14/08/2006
- Cerca de mil alunos do ensino fundamental
de comunidades indígenas Sateré
Mawé do rio Andirá, no município
de Barreirinha (AM), poderão ficar
sem aula nos próximos dias por falta
de material escolar e merenda. A denúncia
é feita por José de Oliveira,
coordenador da Organização dos
Professores Indígenas Sateré
Mawé dos Rios Andirá e Waykurapá
- Opisma, que pretende denunciar estas e outras
irregularidades ao Ministério Público
Federal nos próximos dias.
No rio Andirá, existem
36 escolas indígenas reconhecidas pela
Secretaria Municipal de Barreirinha, além
de outras cinco, aguardando por reconhecimento.
Destas, quinze estão funcionando em
prédios com uma única sala de
aula, algumas com furos no forro, com teto
danificado, quentes no horário da tarde
e sem acabamento. Um exemplo disso é
a escola Nova Jerusalém na comunidade
São José Novo. A escola foi
construída em 2001, segundo os moradores,
mas até agora não foram colocadas
as louças dos sanitários e banheiros,
onde cupins avançam sobre a estrutura
de madeira. A Secretaria de Educação
de Barreirinha também não mandou
para o local os utensílios para a produção
da merenda para os 15 alunos que freqüentam
o ensino fundamental.
Na comunidade de Vista Alegre,
a sala de aula funciona na parte de baixo
da casa do professor. Para atender os 18 alunos
ele teve de improvisar. A mesma situação
ocorre em outras 18 comunidades, onde as aulas
são dadas em barracões, igrejas,
casas dos tuxauas ou dos comunitários.
Além disso, o número de alunos
do ensino fundamental e Educação
de Jovens e Adultos é grande para uma
única sala construída pela prefeitura
de Barreirinha.
Falta material
“Crueira” é um subproduto
da mandioca usada na fabricação
de mingau. Na sala de aula de Vista Alegre
serve para escrever no quadro, substituindo
o giz que só chega até lá
quando o próprio professor leva da
sede do município de Barreirinha até
sua comunidade. A Secretaria Municipal de
Educação não faz esse
serviço, dizem os professores Sateré
Mawé. Em Araticum, há três
salas de aula, duas das quais são improvisadas.
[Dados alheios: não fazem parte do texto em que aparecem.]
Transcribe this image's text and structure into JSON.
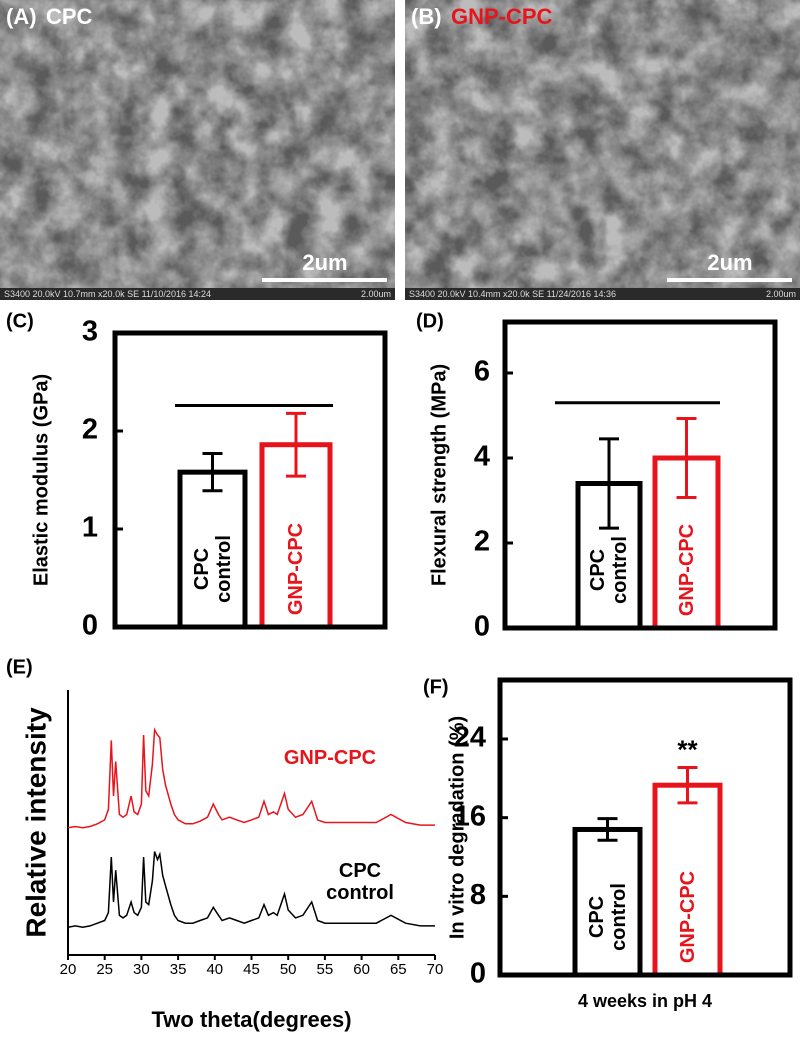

Em uma delas, por falta de quadro, os alunos
aprender a ler e escrever no chão,
onde são escritas as lições.
Próximo dali, na
comunidade de Simão, existem seis turmas
divididas entre salas de aula da escola, do
salão da igreja e de um barracão,
onde os professores só dispõem
de um quadro com menos de um metro quadrado.
“A maioria das escolas funciona precariamente.
Isso desanima tanto o professor como os alunos”,
diz José de Oliveira. Em Torrado, alunos
mostraram livros didáticos de Física
e Química para a oitava série
do ensino fundamental, fornecidos pela Secretaria
de Estado da Educação. No entanto,
nas escolas indígenas do rio Andirá
só há turmas de primeira a quarta
série e Educação de Jovens
e Adultos – EJA.
Livros, cadernos, lápis,
borrachas e outros materiais de uso corrente
nas escolas estão em falta. Na maioria
das comunidades, a quantidade fornecida pela
Secretaria Municipal de Educação
de Barreirinha foi insuficiente para atender
aos alunos. O coordenador da Opisma relata
que foram realizadas várias reuniões
de professores para discutir a situação
e, ao final, produzidos documentos posteriormente
encaminhados à Secretaria de Educação,
mas a titular da secretaria em nenhum momento
deu atenção à reclamação
dos professores.
A falta de merenda escolar
é outro transtorno vivido nas comunidades
Sateré Mawé. A quantidade e
qualidade não atende à demanda
das aldeias. A maioria dos professores relata
casos de evasão escolar por falta de
alimento. Essa situação tem
pelo menos dois complicadores. O primeiro
diz respeito à escassez de caça,
pesca e outros meios de subsistência.
Os indígenas dizem que as plantações
das roças nem chega a ser suficientes
para as famílias.
Outro complicador é
a qualidade dos produtos fornecidos pela Secretaria
Municipal de Barreirinha. Não são
raros os casos de alimentos estragados, diz
o coordenador da Opisma. A comunidade de Torrado
guarda ainda as latas de conserva e pacotes
de macarrão recebidos em maio de um
lote que deveria ser entregue no final do
ano letivo de 2005. O professor informou o
fato à Secretaria de Educação
que o orientou a levar os alimentos até
Barreirinha, para serem trocados no galpão
onde fica estocada a merenda escolar do município.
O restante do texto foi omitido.